Carolina Tello Rojas (born 1 October 1985) is a Chilean politician who currently serves as deputy.

== Biography ==
Tello was born in Santiago on 1 October 1985. She is the daughter of Juan Tello Contreras and Ana Rojas Lavín. She is single and the mother of one daughter.

She completed her secondary education at the Liceo Carmela Carvajal de Providencia in the Metropolitan Region of Santiago. She later studied Law at the Pontifical Catholic University of Valparaíso, where she obtained a licentiate degree in Legal Sciences in 2013 with a thesis titled Advertising and transparency in the National Congress.

She was admitted to practice law before the Supreme Court of Chile on 11 April 2014.

She holds diplomas in Law of the Sea and Maritime Law, and in Parliamentary Law from the Pontificia Universidad Católica de Valparaíso, as well as a diploma in Human Rights from the University of La Serena.

== Political career ==
She is a feminist leader and a member and former director of the Association of Feminist Women Lawyers of Coquimbo (ABOFEM), a role she assumed in December 2019. She also served as a member of its Legislative Commission and acted as a spokesperson during the 2019 social protests.

She was a member of the Constitutional Commission of the Communist Party of Chile.

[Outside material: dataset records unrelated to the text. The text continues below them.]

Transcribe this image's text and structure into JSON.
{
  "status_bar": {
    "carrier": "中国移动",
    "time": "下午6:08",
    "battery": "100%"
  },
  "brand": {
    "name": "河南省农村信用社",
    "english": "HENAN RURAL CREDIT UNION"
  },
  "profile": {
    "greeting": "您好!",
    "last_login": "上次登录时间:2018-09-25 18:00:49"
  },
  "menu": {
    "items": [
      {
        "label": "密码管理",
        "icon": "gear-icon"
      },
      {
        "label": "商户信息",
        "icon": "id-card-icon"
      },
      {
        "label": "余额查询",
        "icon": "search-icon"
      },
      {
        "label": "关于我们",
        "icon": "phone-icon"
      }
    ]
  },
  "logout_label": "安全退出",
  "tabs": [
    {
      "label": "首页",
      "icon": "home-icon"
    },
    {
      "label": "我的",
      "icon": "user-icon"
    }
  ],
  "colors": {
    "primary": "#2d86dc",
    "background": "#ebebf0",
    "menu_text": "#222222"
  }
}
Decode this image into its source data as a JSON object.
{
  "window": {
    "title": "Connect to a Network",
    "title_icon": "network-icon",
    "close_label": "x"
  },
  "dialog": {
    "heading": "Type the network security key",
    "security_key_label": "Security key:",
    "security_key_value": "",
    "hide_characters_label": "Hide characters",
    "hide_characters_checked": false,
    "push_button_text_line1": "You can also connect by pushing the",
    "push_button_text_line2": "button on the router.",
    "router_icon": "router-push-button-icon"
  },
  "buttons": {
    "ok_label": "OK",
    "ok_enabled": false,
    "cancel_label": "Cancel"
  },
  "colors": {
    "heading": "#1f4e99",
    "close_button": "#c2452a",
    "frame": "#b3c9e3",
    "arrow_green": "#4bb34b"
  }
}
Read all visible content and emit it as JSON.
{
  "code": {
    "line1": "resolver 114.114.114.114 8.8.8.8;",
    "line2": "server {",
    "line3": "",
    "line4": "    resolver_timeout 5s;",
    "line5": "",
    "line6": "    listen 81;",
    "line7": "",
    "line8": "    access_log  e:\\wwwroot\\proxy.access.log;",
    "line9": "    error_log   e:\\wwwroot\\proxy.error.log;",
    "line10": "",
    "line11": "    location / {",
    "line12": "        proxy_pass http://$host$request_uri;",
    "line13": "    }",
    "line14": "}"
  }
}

In 2021, she ran as a candidate for the Constitutional Convention representing the Communist Party for the 5th District of the Coquimbo Region, with the support of various territorial organizations. Her candidacy was rejected by the Electoral Service of Chile.

In August 2021, she registered her candidacy for the Chamber of Deputies of Chile representing the Communist Party of Chile within the Apruebo Dignidad pact for the 5th District of the Coquimbo Region—comprising the communes of Andacollo, Canela, Combarbalá, Coquimbo, Illapel, La Higuera, La Serena, Los Vilos, Monte Patria, Ovalle, Paihuano, Punitaqui, Río Hurtado, Salamanca, and Vicuña. She was elected in November 2021 with 12,231 votes, equivalent to 5.16% of the valid votes cast.

On 30 April 2024, she announced her incorporation into the parliamentary caucus of the Frente Amplio, thereby ending her membership in the Communist Party.

Since July 2024, she has been a member of the Frente Amplio party.